With a great deal of tinkering and experimentation, Blondie and I have worked out a pretty damn good home-made pizza, starting with this lovely crust recipe, taken from a recipe for deep-dish Chicago pizza in Cuisine at Home Issue #53 (p.8)
Combine and proof (let sit until foamy)
¾ cup warm water
1 T sugar
1 pkg or 2 ¼ t dry yeast
2 T olive oil
Blondie usually adds a couple of T’s of chopped fresh or dried herbs to this: cilantro, rosemary, oregano, garlic to the yeast mixture. It gives the crust a certain oomph.
In the bowl of a stand mixer, combine:
2 cups all purpose flour (We use King Arthur bread flour)
1/3 cup yellow cornmeal
2 t kosher salt
Add the yeast mixture and knead on low speed for 10 minutes, or until smooth. Form into a ball and place in a lightly oiled bowl, turning once to cover with oil. Cover with plastic wrap and let rise until doubled, about 1 hour. Punch down, roll into a ball again, return to bowl, cover and let rise again for another hour.
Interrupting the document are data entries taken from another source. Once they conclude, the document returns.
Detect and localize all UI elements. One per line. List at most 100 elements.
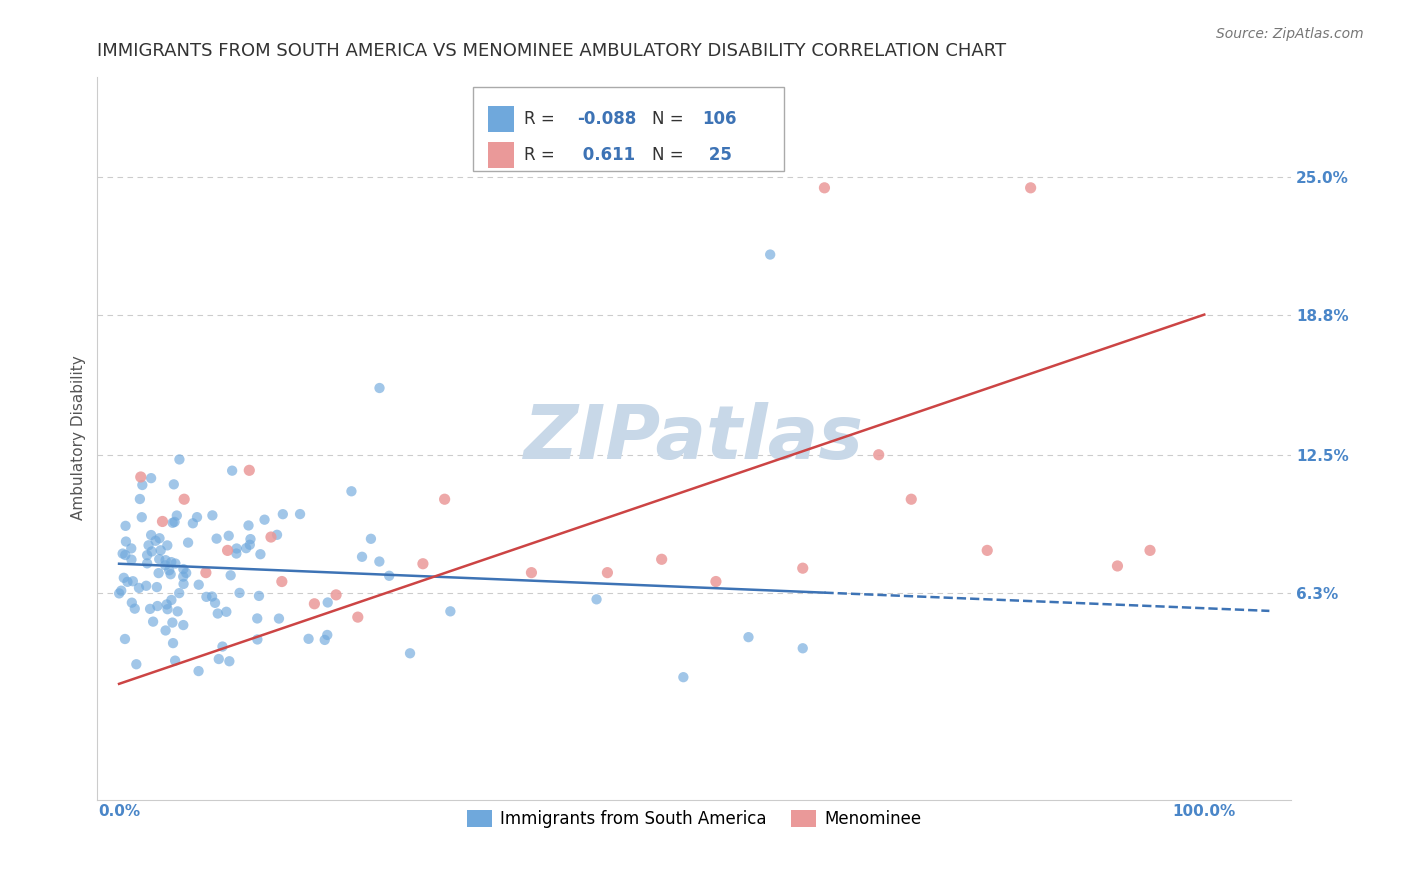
Point xyxy=(110,583,132,598)
Point xyxy=(156,538,179,552)
Text: IMMIGRANTS FROM SOUTH AMERICA VS MENOMINEE AMBULATORY DISABILITY CORRELATION CHA: IMMIGRANTS FROM SOUTH AMERICA VS MENOMIN… xyxy=(97,42,1007,60)
Point xyxy=(146,599,169,613)
Point xyxy=(704,574,727,589)
Point xyxy=(157,563,180,577)
Point xyxy=(160,593,183,607)
Point xyxy=(759,247,782,261)
Point xyxy=(162,615,184,630)
Point xyxy=(131,510,153,524)
Point xyxy=(141,544,163,558)
Point xyxy=(350,549,373,564)
Y-axis label: Ambulatory Disability: Ambulatory Disability xyxy=(72,356,86,520)
Point xyxy=(186,510,208,524)
Point xyxy=(173,492,195,507)
Point xyxy=(152,515,174,529)
Point xyxy=(194,566,217,580)
Point xyxy=(136,557,159,571)
Point xyxy=(360,532,382,546)
Point xyxy=(155,624,177,638)
Point xyxy=(325,588,347,602)
Point xyxy=(792,561,814,575)
Point xyxy=(208,652,231,666)
Point xyxy=(868,448,890,462)
Point xyxy=(221,464,243,478)
Point xyxy=(163,515,186,529)
Point xyxy=(316,595,339,609)
Point xyxy=(166,508,188,523)
Point xyxy=(297,632,319,646)
Point xyxy=(378,568,401,582)
Point xyxy=(136,548,159,562)
Point xyxy=(316,628,339,642)
Point xyxy=(156,602,179,616)
Point xyxy=(246,611,269,625)
Point xyxy=(167,586,190,600)
Point xyxy=(172,562,194,576)
Point xyxy=(201,508,224,523)
Point xyxy=(187,664,209,678)
Point xyxy=(288,507,311,521)
Point xyxy=(177,535,200,549)
Point xyxy=(181,516,204,531)
Point xyxy=(148,566,170,581)
Point xyxy=(165,557,187,571)
Point xyxy=(1107,558,1129,573)
Point xyxy=(1019,181,1042,195)
Point xyxy=(146,580,169,594)
Point xyxy=(439,604,461,618)
Point xyxy=(737,630,759,644)
Point xyxy=(155,553,177,567)
Point xyxy=(900,492,922,507)
Point xyxy=(117,574,139,589)
Point xyxy=(225,547,247,561)
Point xyxy=(139,528,162,542)
Text: N =: N = xyxy=(652,145,689,163)
Point xyxy=(120,541,142,556)
Point xyxy=(585,592,607,607)
Text: -0.088: -0.088 xyxy=(578,110,637,128)
Point xyxy=(121,552,143,566)
Point xyxy=(172,569,194,583)
Point xyxy=(433,492,456,507)
Point xyxy=(235,541,257,556)
Point xyxy=(368,555,391,569)
Point xyxy=(156,598,179,612)
Point xyxy=(346,610,368,624)
Point xyxy=(135,579,157,593)
Point xyxy=(340,484,363,499)
Point xyxy=(160,555,183,569)
Point xyxy=(128,491,150,506)
Point xyxy=(128,581,150,595)
Point xyxy=(368,381,391,395)
Point xyxy=(114,519,136,533)
Point xyxy=(149,543,172,558)
Point xyxy=(162,636,184,650)
Bar xyxy=(488,105,515,131)
Point xyxy=(163,477,186,491)
Point xyxy=(813,181,835,195)
Point xyxy=(187,578,209,592)
Point xyxy=(174,566,197,580)
Point xyxy=(218,654,240,668)
Point xyxy=(247,589,270,603)
Point xyxy=(125,657,148,672)
Point xyxy=(399,646,422,660)
Point xyxy=(139,471,162,485)
Point xyxy=(239,538,262,552)
Legend: Immigrants from South America, Menominee: Immigrants from South America, Menominee xyxy=(460,803,928,835)
Point xyxy=(114,632,136,646)
Point xyxy=(792,641,814,656)
Point xyxy=(270,574,292,589)
Point xyxy=(204,596,226,610)
Point xyxy=(205,532,228,546)
Point xyxy=(115,534,138,549)
Point xyxy=(304,597,326,611)
Point xyxy=(207,607,229,621)
Point xyxy=(124,601,146,615)
Point xyxy=(271,507,294,521)
Point xyxy=(596,566,619,580)
Point xyxy=(672,670,695,684)
Point xyxy=(217,543,239,558)
Point xyxy=(201,590,224,604)
Point xyxy=(260,530,283,544)
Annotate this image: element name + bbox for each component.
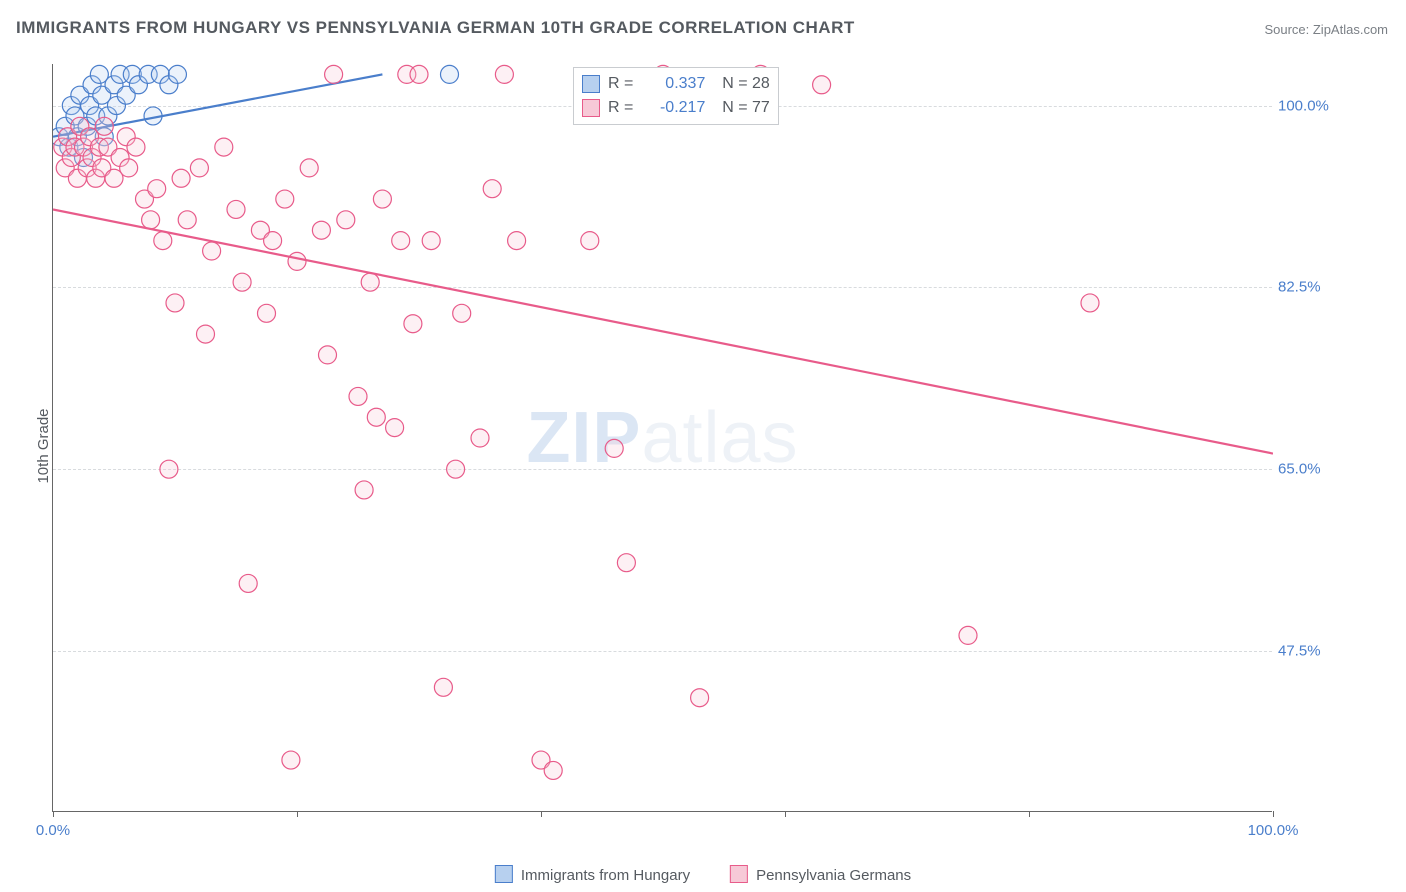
data-point — [410, 65, 428, 83]
data-point — [95, 117, 113, 135]
data-point — [959, 626, 977, 644]
data-point — [434, 678, 452, 696]
data-point — [215, 138, 233, 156]
data-point — [349, 387, 367, 405]
trend-line — [53, 209, 1273, 453]
y-tick-label: 47.5% — [1278, 642, 1368, 659]
data-point — [447, 460, 465, 478]
n-label: N = 28 — [713, 72, 769, 96]
y-tick-label: 82.5% — [1278, 279, 1368, 296]
data-point — [453, 304, 471, 322]
data-point — [276, 190, 294, 208]
data-point — [264, 232, 282, 250]
data-point — [203, 242, 221, 260]
data-point — [168, 65, 186, 83]
data-point — [404, 315, 422, 333]
data-point — [367, 408, 385, 426]
legend-item: Immigrants from Hungary — [495, 865, 690, 884]
legend-swatch — [730, 865, 748, 883]
legend-bottom: Immigrants from Hungary Pennsylvania Germ… — [495, 865, 911, 884]
data-point — [160, 460, 178, 478]
data-point — [386, 419, 404, 437]
x-tick — [1273, 811, 1274, 817]
data-point — [233, 273, 251, 291]
data-point — [495, 65, 513, 83]
data-point — [441, 65, 459, 83]
legend-swatch — [582, 99, 600, 117]
chart-svg — [53, 64, 1273, 812]
legend-item: Pennsylvania Germans — [730, 865, 911, 884]
r-label: R = — [608, 96, 633, 120]
data-point — [300, 159, 318, 177]
legend-label: Immigrants from Hungary — [521, 867, 690, 884]
legend-swatch — [582, 75, 600, 93]
data-point — [258, 304, 276, 322]
data-point — [361, 273, 379, 291]
r-value: 0.337 — [641, 72, 705, 96]
data-point — [605, 439, 623, 457]
data-point — [617, 554, 635, 572]
data-point — [282, 751, 300, 769]
data-point — [166, 294, 184, 312]
plot-area: ZIPatlas 47.5%65.0%82.5%100.0%0.0%100.0%… — [52, 64, 1272, 812]
data-point — [312, 221, 330, 239]
x-tick-label: 0.0% — [36, 822, 70, 839]
y-tick-label: 65.0% — [1278, 461, 1368, 478]
data-point — [471, 429, 489, 447]
x-tick-label: 100.0% — [1248, 822, 1299, 839]
data-point — [1081, 294, 1099, 312]
data-point — [288, 252, 306, 270]
data-point — [227, 200, 245, 218]
chart-container: IMMIGRANTS FROM HUNGARY VS PENNSYLVANIA … — [0, 0, 1406, 892]
data-point — [190, 159, 208, 177]
y-axis-label: 10th Grade — [35, 408, 52, 483]
y-tick-label: 100.0% — [1278, 97, 1368, 114]
data-point — [120, 159, 138, 177]
legend-swatch — [495, 865, 513, 883]
data-point — [483, 180, 501, 198]
data-point — [581, 232, 599, 250]
r-value: -0.217 — [641, 96, 705, 120]
data-point — [239, 574, 257, 592]
data-point — [142, 211, 160, 229]
data-point — [392, 232, 410, 250]
data-point — [508, 232, 526, 250]
data-point — [148, 180, 166, 198]
data-point — [319, 346, 337, 364]
data-point — [325, 65, 343, 83]
data-point — [373, 190, 391, 208]
data-point — [544, 761, 562, 779]
r-label: R = — [608, 72, 633, 96]
data-point — [127, 138, 145, 156]
stats-row: R = 0.337 N = 28 — [582, 72, 770, 96]
data-point — [691, 689, 709, 707]
source-label: Source: ZipAtlas.com — [1264, 22, 1388, 37]
n-label: N = 77 — [713, 96, 769, 120]
data-point — [154, 232, 172, 250]
chart-title: IMMIGRANTS FROM HUNGARY VS PENNSYLVANIA … — [16, 18, 855, 38]
data-point — [178, 211, 196, 229]
data-point — [172, 169, 190, 187]
stats-row: R = -0.217 N = 77 — [582, 96, 770, 120]
legend-label: Pennsylvania Germans — [756, 867, 911, 884]
data-point — [355, 481, 373, 499]
stats-box: R = 0.337 N = 28 R = -0.217 N = 77 — [573, 67, 779, 125]
data-point — [422, 232, 440, 250]
data-point — [337, 211, 355, 229]
data-point — [197, 325, 215, 343]
data-point — [813, 76, 831, 94]
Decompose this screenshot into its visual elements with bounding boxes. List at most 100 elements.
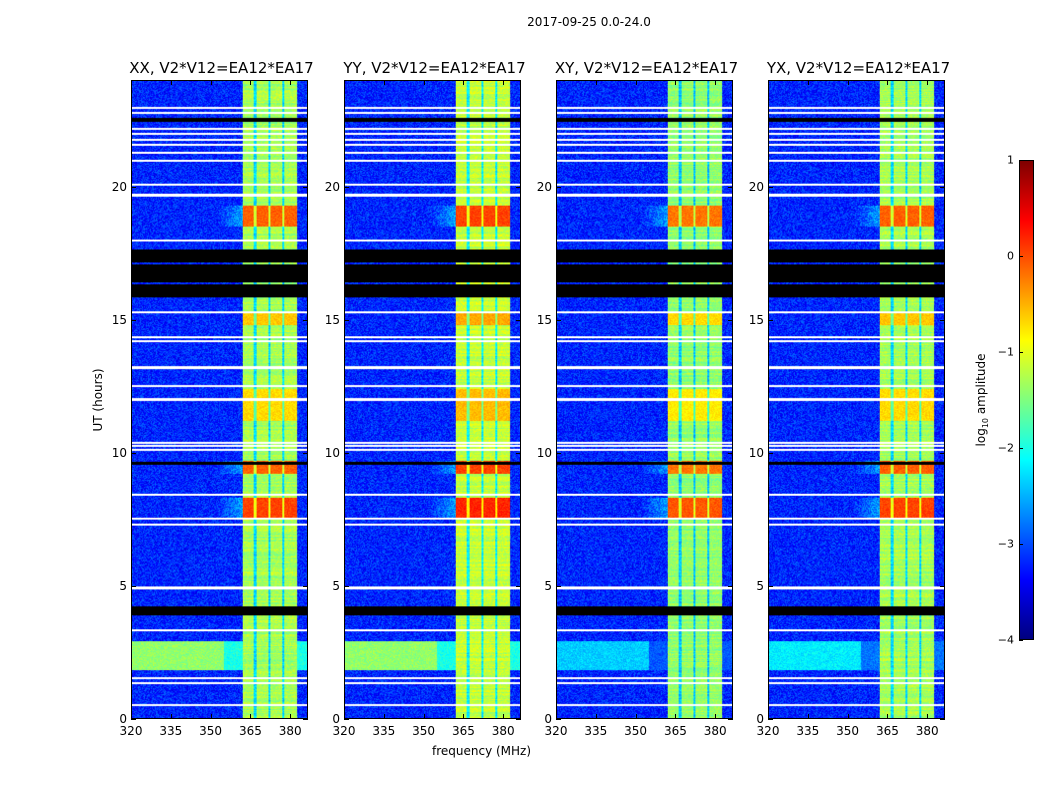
y-tick-mark [131,585,136,587]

This makes enough dough for two 16-inch thin-crust pizzas or 2 9-10 inch deep-crust pizzas made in an iron skillet. (We have one of those patent pizza pans, with tiny holes drilled through. This would also work on a pizza stone.)The trick is to roll out the dough, and pre-bake for about 10 minutes in a 450 degree oven, on the bottom shelf. The other trick is to cover the baked dough with thin slices of mozzarella cheese (the original deep-dish recipe calls for a layer of very thin sliced deli ham) to keep the crust from getting all soggy. When the baked crust is lightly brown, take it out of the oven, and cover it with the insulating layer of cheese. Then, spread out about a cup of good bottled marinara sauce (Newmans’ is excellent!) over the top of each pizza— not to much, it will overflow, or make the crust soggy. Top with all the various toppings that you favor: thin-sliced onions, mushrooms, cooked crumbled sausage, pepperoni, etc. Don’t pile on too much, this will have to cook through, in a hot oven in a very short time. Top with shredded mozzarella, and sprinkles of whatever extra herbs you may like, but with the herbs in the dough, additions are not necessary. Bake again, in the 450 degree oven until cheese is just lightly melted.
(The dough can also be frozen, and thawed again, if you don’t have a need for two pizzas.)